DISQUS

Better Health: Hawaii Learns Tough Lession: Free Childrens Health Insurance Program Abused By Wealthy Parents

  • Meagan · 1 year ago
    Great post. It's great to see bloggers continue to focus on health care as we approach next week's election. It is, without a doubt, an important and complex issue. Did you know that the federal government spends nearly $700 billion annually on health care? Or that the private sector costs an estimated $1.1 trillion each year?

    Here at Public Agenda we're put together an informative non-partisan guide that focuses on the facts and on the plethora of perspectives surrounding the health care debate in America. You can learn more about health care statistics by visiting publicagenda.org/citizen/electionguides/healthcare and feel free to contact us with any questions.
  • Aviva · 4 months ago
    Did parents who's kids were previously enrolled in the $55/month plan go for the free plan because it provided more comprehensive coverage? What private medical insurer would give adequate coverage for $55/month? Was it catastrophic coverage, perhaps? Or...?

    I suspect there's more to the story than we're learning in this blog post.

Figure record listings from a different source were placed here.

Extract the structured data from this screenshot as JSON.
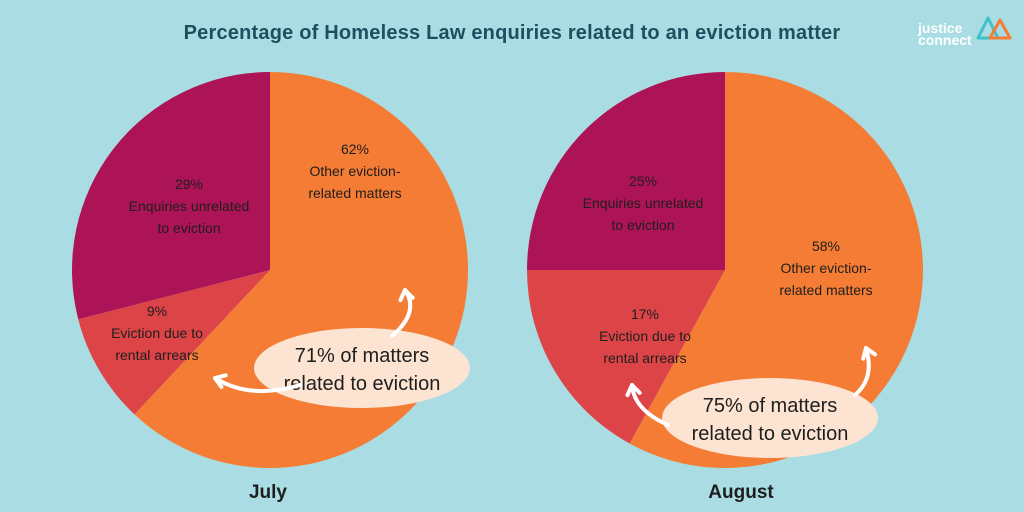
{
  "title": "Percentage of Homeless Law enquiries related to an eviction matter",
  "logo": {
    "line1": "justice",
    "line2": "connect"
  },
  "colors": {
    "background": "#a9dde3",
    "other_eviction": "#f47c34",
    "rental_arrears": "#dc4447",
    "unrelated": "#ad1457",
    "bubble": "#fce3d2",
    "title": "#1f4e5f"
  },
  "chart_data": [
    {
      "type": "pie",
      "title": "July",
      "slices": [
        {
          "pct_label": "62%",
          "lines": [
            "Other eviction-",
            "related matters"
          ],
          "value": 62,
          "color_key": "other_eviction"
        },
        {
          "pct_label": "9%",
          "lines": [
            "Eviction due to",
            "rental arrears"
          ],
          "value": 9,
          "color_key": "rental_arrears"
        },
        {
          "pct_label": "29%",
          "lines": [
            "Enquiries unrelated",
            "to eviction"
          ],
          "value": 29,
          "color_key": "unrelated"
        }
      ],
      "callout": [
        "71% of matters",
        "related to eviction"
      ]
    },
    {
      "type": "pie",
      "title": "August",
      "slices": [
        {
          "pct_label": "58%",
          "lines": [
            "Other eviction-",
            "related matters"
          ],
          "value": 58,
          "color_key": "other_eviction"
        },
        {
          "pct_label": "17%",
          "lines": [
            "Eviction due to",
            "rental arrears"
          ],
          "value": 17,
          "color_key": "rental_arrears"
        },
        {
          "pct_label": "25%",
          "lines": [
            "Enquiries unrelated",
            "to eviction"
          ],
          "value": 25,
          "color_key": "unrelated"
        }
      ],
      "callout": [
        "75% of matters",
        "related to eviction"
      ]
    }
  ]
}
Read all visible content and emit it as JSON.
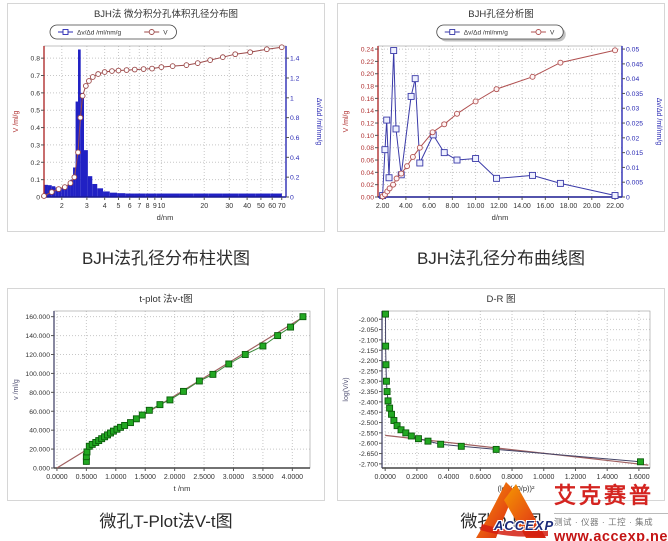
{
  "captions": {
    "top_left": "BJH法孔径分布柱状图",
    "top_right": "BJH法孔径分布曲线图",
    "bottom_left": "微孔T-Plot法V-t图",
    "bottom_right": "微孔D-R图"
  },
  "logo": {
    "brand_cn": "艾克赛普",
    "brand_en": "ACCEXP",
    "tagline": "测试 · 仪器 · 工控 · 集成",
    "url": "www.accexp.net",
    "accent_color": "#d42420"
  },
  "chart_data": [
    {
      "name": "bjh-differential-integral-distribution",
      "type": "bar",
      "title": "BJH法 微分积分孔体积孔径分布图",
      "margins": {
        "l": 36,
        "r": 38,
        "t": 42,
        "b": 34
      },
      "x_axis": {
        "label": "d/nm",
        "scale": "log",
        "min": 1.5,
        "max": 75,
        "color": "#1a1a90",
        "ticks": [
          2,
          3,
          4,
          5,
          6,
          7,
          8,
          9,
          10,
          20,
          30,
          40,
          50,
          60,
          70
        ],
        "labels": [
          "2",
          "3",
          "4",
          "5",
          "6",
          "7",
          "8",
          "9",
          "10",
          "20",
          "30",
          "40",
          "50",
          "60",
          "70"
        ]
      },
      "y_left": {
        "label": "V /ml/g",
        "min": 0,
        "max": 0.87,
        "color": "#b03030",
        "tick_color": "#333333",
        "ticks": [
          0,
          0.1,
          0.2,
          0.3,
          0.4,
          0.5,
          0.6,
          0.7,
          0.8
        ],
        "labels": [
          "0",
          "0.1",
          "0.2",
          "0.3",
          "0.4",
          "0.5",
          "0.6",
          "0.7",
          "0.8"
        ]
      },
      "y_right": {
        "label": "Δv/Δd /ml/nm/g",
        "min": 0,
        "max": 1.5225,
        "color": "#2a2ab4",
        "tick_color": "#2a2ab4",
        "ticks": [
          0,
          0.2,
          0.4,
          0.6,
          0.8,
          1,
          1.2,
          1.4
        ],
        "labels": [
          "0",
          "0.2",
          "0.4",
          "0.6",
          "0.8",
          "1",
          "1.2",
          "1.4"
        ]
      },
      "legend": {
        "pos": "left",
        "y": 21,
        "shadow": false,
        "items": [
          {
            "label": "Δv/Δd /ml/nm/g",
            "marker": "square",
            "color": "#2a2ab4"
          },
          {
            "label": "V",
            "marker": "circle",
            "color": "#9c4a4a"
          }
        ]
      },
      "series": [
        {
          "name": "pore-volume-bars",
          "type": "bar",
          "axis": "left",
          "color": "#2121c4",
          "x": [
            1.55,
            1.65,
            1.75,
            1.85,
            1.95,
            2.05,
            2.15,
            2.25,
            2.35,
            2.45,
            2.55,
            2.65,
            2.78,
            2.95,
            3.15,
            3.4,
            3.7,
            4.1,
            4.6,
            5.2,
            6,
            7,
            8.5,
            10,
            12,
            15,
            19,
            24,
            30,
            40,
            52,
            65
          ],
          "h": [
            0.07,
            0.068,
            0.062,
            0.055,
            0.05,
            0.053,
            0.06,
            0.07,
            0.1,
            0.17,
            0.55,
            0.85,
            0.6,
            0.27,
            0.12,
            0.075,
            0.05,
            0.032,
            0.025,
            0.022,
            0.02,
            0.02,
            0.02,
            0.02,
            0.02,
            0.02,
            0.02,
            0.02,
            0.02,
            0.02,
            0.02,
            0.02
          ]
        },
        {
          "name": "cumulative-v-curve",
          "type": "line",
          "axis": "right",
          "color": "#9c4a4a",
          "marker": "circle",
          "marker_fill": "#ffffff",
          "marker_size": 4.8,
          "width": 1,
          "x": [
            1.5,
            1.7,
            1.9,
            2.1,
            2.3,
            2.45,
            2.6,
            2.7,
            2.8,
            2.95,
            3.1,
            3.3,
            3.6,
            4.0,
            4.5,
            5.0,
            5.7,
            6.5,
            7.5,
            8.6,
            10,
            12,
            15,
            18,
            22,
            27,
            33,
            42,
            55,
            70
          ],
          "y": [
            0.01,
            0.05,
            0.08,
            0.1,
            0.14,
            0.2,
            0.45,
            0.8,
            1.02,
            1.12,
            1.17,
            1.21,
            1.24,
            1.26,
            1.27,
            1.275,
            1.28,
            1.285,
            1.29,
            1.295,
            1.31,
            1.32,
            1.33,
            1.35,
            1.38,
            1.41,
            1.44,
            1.46,
            1.49,
            1.51
          ]
        }
      ]
    },
    {
      "name": "bjh-pore-analysis",
      "type": "line",
      "title": "BJH孔径分析图",
      "margins": {
        "l": 40,
        "r": 42,
        "t": 42,
        "b": 34
      },
      "x_axis": {
        "label": "d/nm",
        "scale": "linear",
        "min": 1.6,
        "max": 22.6,
        "color": "#1a1a90",
        "ticks": [
          2,
          4,
          6,
          8,
          10,
          12,
          14,
          16,
          18,
          20,
          22
        ],
        "labels": [
          "2.00",
          "4.00",
          "6.00",
          "8.00",
          "10.00",
          "12.00",
          "14.00",
          "16.00",
          "18.00",
          "20.00",
          "22.00"
        ]
      },
      "y_left": {
        "label": "V /ml/g",
        "min": 0,
        "max": 0.245,
        "color": "#b03030",
        "tick_color": "#b03030",
        "ticks": [
          0,
          0.02,
          0.04,
          0.06,
          0.08,
          0.1,
          0.12,
          0.14,
          0.16,
          0.18,
          0.2,
          0.22,
          0.24
        ],
        "labels": [
          "0.00",
          "0.02",
          "0.04",
          "0.06",
          "0.08",
          "0.10",
          "0.12",
          "0.14",
          "0.16",
          "0.18",
          "0.20",
          "0.22",
          "0.24"
        ]
      },
      "y_right": {
        "label": "Δv/Δd /ml/nm/g",
        "min": 0,
        "max": 0.05104,
        "color": "#2a2ab4",
        "tick_color": "#2a2ab4",
        "ticks": [
          0,
          0.005,
          0.01,
          0.015,
          0.02,
          0.025,
          0.03,
          0.035,
          0.04,
          0.045,
          0.05
        ],
        "labels": [
          "0",
          "0.005",
          "0.01",
          "0.015",
          "0.02",
          "0.025",
          "0.03",
          "0.035",
          "0.04",
          "0.045",
          "0.05"
        ]
      },
      "legend": {
        "pos": "center",
        "y": 21,
        "shadow": true,
        "items": [
          {
            "label": "Δv/Δd /ml/nm/g",
            "marker": "square",
            "color": "#3a3aa8"
          },
          {
            "label": "V",
            "marker": "circle",
            "color": "#b05050"
          }
        ]
      },
      "series": [
        {
          "name": "dv-dd-curve",
          "type": "line",
          "axis": "right",
          "color": "#3a3aa8",
          "marker": "square",
          "marker_fill": "#eef0ff",
          "marker_size": 6,
          "width": 1,
          "x": [
            2.0,
            2.2,
            2.35,
            2.55,
            2.95,
            3.15,
            3.6,
            4.45,
            4.8,
            5.2,
            6.35,
            7.3,
            8.4,
            10.0,
            11.8,
            14.9,
            17.3,
            22.0
          ],
          "y": [
            0.0005,
            0.016,
            0.026,
            0.0065,
            0.0495,
            0.023,
            0.0075,
            0.034,
            0.04,
            0.0115,
            0.021,
            0.015,
            0.0125,
            0.013,
            0.0063,
            0.0073,
            0.0046,
            0.0005
          ]
        },
        {
          "name": "cumulative-v-curve",
          "type": "line",
          "axis": "left",
          "color": "#b05050",
          "marker": "circle",
          "marker_fill": "#fff4f4",
          "marker_size": 5,
          "width": 1,
          "x": [
            2.0,
            2.2,
            2.4,
            2.6,
            2.9,
            3.2,
            3.6,
            4.1,
            4.6,
            5.2,
            6.3,
            7.3,
            8.4,
            10.0,
            11.8,
            14.9,
            17.3,
            22.0
          ],
          "y": [
            0.001,
            0.004,
            0.009,
            0.014,
            0.02,
            0.03,
            0.038,
            0.05,
            0.065,
            0.08,
            0.105,
            0.118,
            0.135,
            0.155,
            0.175,
            0.195,
            0.218,
            0.238
          ]
        }
      ]
    },
    {
      "name": "t-plot-v-t",
      "type": "scatter",
      "title": "t-plot 法v-t图",
      "margins": {
        "l": 46,
        "r": 14,
        "t": 22,
        "b": 32
      },
      "x_axis": {
        "label": "t /nm",
        "scale": "linear",
        "min": -0.05,
        "max": 4.3,
        "color": "#444444",
        "ticks": [
          0,
          0.5,
          1,
          1.5,
          2,
          2.5,
          3,
          3.5,
          4
        ],
        "labels": [
          "0.0000",
          "0.5000",
          "1.0000",
          "1.5000",
          "2.0000",
          "2.5000",
          "3.0000",
          "3.5000",
          "4.0000"
        ]
      },
      "y_left": {
        "label": "v /ml/g",
        "min": 0,
        "max": 166,
        "color": "#555577",
        "tick_color": "#333333",
        "ticks": [
          0,
          20,
          40,
          60,
          80,
          100,
          120,
          140,
          160
        ],
        "labels": [
          "0.000",
          "20.000",
          "40.000",
          "60.000",
          "80.000",
          "100.000",
          "120.000",
          "140.000",
          "160.000"
        ]
      },
      "series": [
        {
          "name": "linear-fit-line",
          "type": "line",
          "axis": "left",
          "color": "#a06060",
          "marker": "none",
          "width": 1.2,
          "x": [
            0,
            4.22
          ],
          "y": [
            0,
            161
          ]
        },
        {
          "name": "v-t-points",
          "type": "line",
          "axis": "left",
          "color": "#3c8a3c",
          "marker": "square",
          "marker_fill": "#22a822",
          "marker_stroke": "#0a5c0a",
          "marker_size": 6,
          "width": 1,
          "x": [
            0.5,
            0.5,
            0.51,
            0.55,
            0.6,
            0.66,
            0.71,
            0.76,
            0.81,
            0.86,
            0.91,
            0.96,
            1.02,
            1.08,
            1.15,
            1.25,
            1.35,
            1.45,
            1.57,
            1.75,
            1.92,
            2.15,
            2.42,
            2.65,
            2.92,
            3.2,
            3.5,
            3.75,
            3.97,
            4.18
          ],
          "y": [
            7,
            12,
            17,
            23,
            25,
            27,
            29,
            31,
            33,
            35,
            37,
            39,
            41,
            43,
            45,
            48,
            52,
            56,
            61,
            67,
            72,
            81,
            92,
            99,
            110,
            120,
            129,
            140,
            149,
            160
          ]
        }
      ]
    },
    {
      "name": "d-r-plot",
      "type": "scatter",
      "title": "D-R 图",
      "margins": {
        "l": 44,
        "r": 14,
        "t": 22,
        "b": 32
      },
      "x_axis": {
        "label": "(log(p0/p))²",
        "scale": "linear",
        "min": -0.02,
        "max": 1.67,
        "color": "#444444",
        "ticks": [
          0,
          0.2,
          0.4,
          0.6,
          0.8,
          1,
          1.2,
          1.4,
          1.6
        ],
        "labels": [
          "0.0000",
          "0.2000",
          "0.4000",
          "0.6000",
          "0.8000",
          "1.0000",
          "1.2000",
          "1.4000",
          "1.6000"
        ]
      },
      "y_left": {
        "label": "log(V/v)",
        "min": -2.72,
        "max": -1.96,
        "color": "#555577",
        "tick_color": "#333333",
        "ticks": [
          -2.0,
          -2.05,
          -2.1,
          -2.15,
          -2.2,
          -2.25,
          -2.3,
          -2.35,
          -2.4,
          -2.45,
          -2.5,
          -2.55,
          -2.6,
          -2.65,
          -2.7
        ],
        "labels": [
          "-2.000",
          "-2.050",
          "-2.100",
          "-2.150",
          "-2.200",
          "-2.250",
          "-2.300",
          "-2.350",
          "-2.400",
          "-2.450",
          "-2.500",
          "-2.550",
          "-2.600",
          "-2.650",
          "-2.700"
        ]
      },
      "series": [
        {
          "name": "dr-fit-line",
          "type": "line",
          "axis": "left",
          "color": "#a06060",
          "marker": "none",
          "width": 1.2,
          "x": [
            0,
            1.66
          ],
          "y": [
            -2.562,
            -2.706
          ]
        },
        {
          "name": "dr-points",
          "type": "line",
          "axis": "left",
          "color": "#444466",
          "marker": "square",
          "marker_fill": "#22a822",
          "marker_stroke": "#0a5c0a",
          "marker_size": 6,
          "width": 1,
          "x": [
            0.002,
            0.003,
            0.005,
            0.008,
            0.012,
            0.018,
            0.028,
            0.04,
            0.055,
            0.075,
            0.1,
            0.13,
            0.165,
            0.21,
            0.27,
            0.35,
            0.48,
            0.7,
            1.61
          ],
          "y": [
            -1.975,
            -2.13,
            -2.22,
            -2.3,
            -2.35,
            -2.395,
            -2.43,
            -2.46,
            -2.49,
            -2.515,
            -2.535,
            -2.55,
            -2.565,
            -2.578,
            -2.59,
            -2.605,
            -2.615,
            -2.63,
            -2.69
          ]
        }
      ]
    }
  ]
}
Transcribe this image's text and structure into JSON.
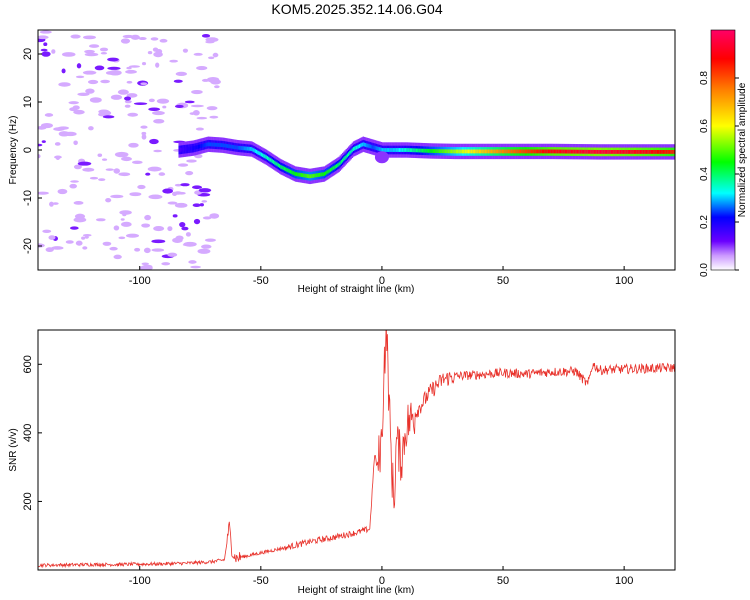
{
  "title": "KOM5.2025.352.14.06.G04",
  "chart_data": [
    {
      "type": "heatmap",
      "title": "KOM5.2025.352.14.06.G04",
      "xlabel": "Height of straight line (km)",
      "ylabel": "Frequency (Hz)",
      "xlim": [
        -142,
        121
      ],
      "ylim": [
        -25,
        25
      ],
      "xticks": [
        -100,
        -50,
        0,
        50,
        100
      ],
      "xtick_labels": [
        "-100",
        "-50",
        "0",
        "50",
        "100"
      ],
      "yticks": [
        20,
        10,
        0,
        -10,
        -20
      ],
      "ytick_labels": [
        "20",
        "10",
        "0",
        "-10",
        "-20"
      ],
      "colorbar": {
        "label": "Normalized spectral amplitude",
        "range": [
          0,
          1
        ],
        "ticks": [
          0.0,
          0.2,
          0.4,
          0.6,
          0.8
        ],
        "tick_labels": [
          "0.0",
          "0.2",
          "0.4",
          "0.6",
          "0.8"
        ]
      },
      "ridge": {
        "x": [
          -84,
          -78,
          -72,
          -66,
          -60,
          -54,
          -48,
          -42,
          -36,
          -30,
          -24,
          -18,
          -12,
          -8,
          -4,
          0,
          5,
          10,
          20,
          30,
          50,
          70,
          90,
          110,
          121
        ],
        "y": [
          0,
          0.4,
          1.2,
          1.0,
          0.5,
          0.2,
          -1.5,
          -3.5,
          -5.0,
          -5.5,
          -5.0,
          -3.0,
          0.2,
          1.2,
          0.6,
          0.0,
          0.0,
          0.0,
          -0.2,
          -0.3,
          -0.3,
          -0.3,
          -0.4,
          -0.4,
          -0.4
        ],
        "amplitude": [
          0.15,
          0.2,
          0.25,
          0.25,
          0.25,
          0.3,
          0.35,
          0.4,
          0.45,
          0.5,
          0.45,
          0.4,
          0.35,
          0.3,
          0.25,
          0.3,
          0.3,
          0.35,
          0.45,
          0.55,
          0.75,
          0.9,
          0.95,
          0.9,
          0.85
        ]
      },
      "noise_region_x": [
        -142,
        -68
      ]
    },
    {
      "type": "line",
      "xlabel": "Height of straight line (km)",
      "ylabel": "SNR (v/v)",
      "xlim": [
        -142,
        121
      ],
      "ylim": [
        0,
        700
      ],
      "xticks": [
        -100,
        -50,
        0,
        50,
        100
      ],
      "xtick_labels": [
        "-100",
        "-50",
        "0",
        "50",
        "100"
      ],
      "yticks": [
        200,
        400,
        600
      ],
      "ytick_labels": [
        "200",
        "400",
        "600"
      ],
      "series": [
        {
          "name": "SNR",
          "color": "#e8312a",
          "x": [
            -142,
            -130,
            -120,
            -110,
            -100,
            -90,
            -80,
            -70,
            -65,
            -63,
            -62,
            -61,
            -60,
            -55,
            -50,
            -40,
            -30,
            -20,
            -10,
            -5,
            -3,
            -2,
            0,
            1,
            2,
            3,
            4,
            5,
            6,
            8,
            10,
            12,
            15,
            20,
            25,
            30,
            40,
            50,
            60,
            70,
            80,
            85,
            87,
            90,
            100,
            110,
            121
          ],
          "y": [
            14,
            15,
            16,
            16,
            17,
            18,
            20,
            24,
            30,
            130,
            60,
            40,
            35,
            42,
            50,
            65,
            82,
            95,
            110,
            120,
            340,
            300,
            380,
            620,
            690,
            480,
            300,
            200,
            380,
            320,
            420,
            440,
            470,
            520,
            555,
            565,
            570,
            575,
            572,
            578,
            580,
            540,
            600,
            583,
            586,
            588,
            590
          ]
        }
      ]
    }
  ]
}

    If I'm wrong, I still believe the question must be asked (and answered):

    Were there any extenuating circumstances ~ morally and pragmatically valid circumstances ~ that led parents to reasonably trade $55/month coverage for free coverage (in violation of the free program's mission)?

    Or were they simply being greedy, as most humans are wont to be when freebies are readily at hand?

    Finally, I would ask: Was the free program administered responsibly? I suspect not. Otherwise, how could kids with existing (allegedly adequate) coverage pass through "due diligence" and screening to qualify for free coverage?

    Who qualified these "85%" of enrollees who ~ it turns out much, much later, unbeknownst to the free program's leadership ~ already had perfectly good, affordably-priced insurance?

    It took me two full months of tests and trials and waiting to get disapproved for Vermont's VHAP program (for unemployed and low-income residents) and approved for their Catamount program (for slightly less poverty-stricken unemployed and working-poor folks).

    If Vermont can put me through a two-month mill (and I still don't have insurance yet; enrollment will take another month, and I'll have to wait 12 months for treatment of pre-existing conditions), why couldn't Hawaii's free program have been more rigorous in its application/approval processes?
  • Aviva Gabriel · 4 months ago
    Did parents who's kids were previously enrolled in the $55/month plan go for the free plan because it provided more comprehensive coverage? What private medical insurer would give adequate coverage for $55/month? Was it catastrophic coverage, perhaps? Or...?

    I suspect there's more to the story than we're learning in this blog post.

    If I'm wrong, I still believe the question must be asked (and answered):

    Were there any extenuating circumstances ~ morally and pragmatically valid circumstances ~ that led parents to reasonably trade $55/month coverage for free coverage (in violation of the free program's mission)?

    Or were they simply being greedy, as most humans are wont to be when freebies are readily at hand?

    Finally, I would ask: Was the free program administered responsibly? I suspect not. Otherwise, how could kids with existing (allegedly adequate) coverage pass through "due diligence" and screening to qualify for free coverage?

    Who qualified these "85%" of enrollees who ~ it turns out much, much later, unbeknownst to the free program's leadership ~ already had perfectly good, affordably-priced insurance?

    It took me two full months of tests and trials and waiting to get disapproved for Vermont's VHAP program (for unemployed and low-income residents) and approved for their Catamount program (for slightly less poverty-stricken unemployed and working-poor folks).

    If Vermont can put me through a two-month mill (and I still don't have insurance yet; enrollment will take another month, and I'll have to wait 12 months for treatment of pre-existing conditions), why couldn't Hawaii's free program have been more rigorous in its application/approval processes?